Peter A. O’Connor is a retired psychologist who had a private psychotherapy practice in Melbourne, Australia.

O'Connor was born in Melbourne in 1942. A graduate of Melbourne University, he was Director of Counselling at the Marriage Guidance Council of Victoria for seven years. In 1972 he was awarded the Winston Churchill Fellowship and completed a PhD in marriage and family counselling at the University of Southern California. He has held several academic and clinical positions in Australia and overseas.
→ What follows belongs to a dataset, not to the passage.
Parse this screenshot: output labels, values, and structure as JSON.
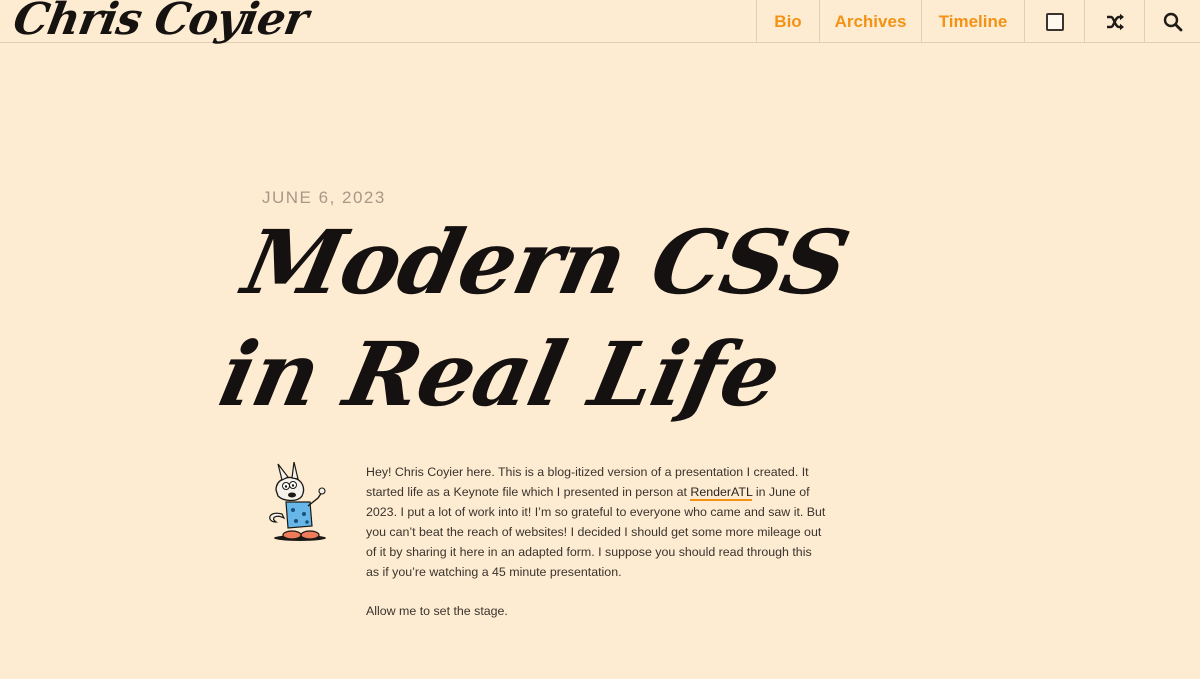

O'Connor has had a longstanding involvement in working therapeutically with men and is a former columnist with the Good Weekend magazine.

O'Connor is the author of a number of books, including Mirror on Marriage (1973), Understanding Jung (1985), Dreams and the Search for Meaning (1986), The Inner Man (1993), Looking Inwards (2003) and Understanding the Mid-Life Crisis (1981) which is his best-known and most influential work.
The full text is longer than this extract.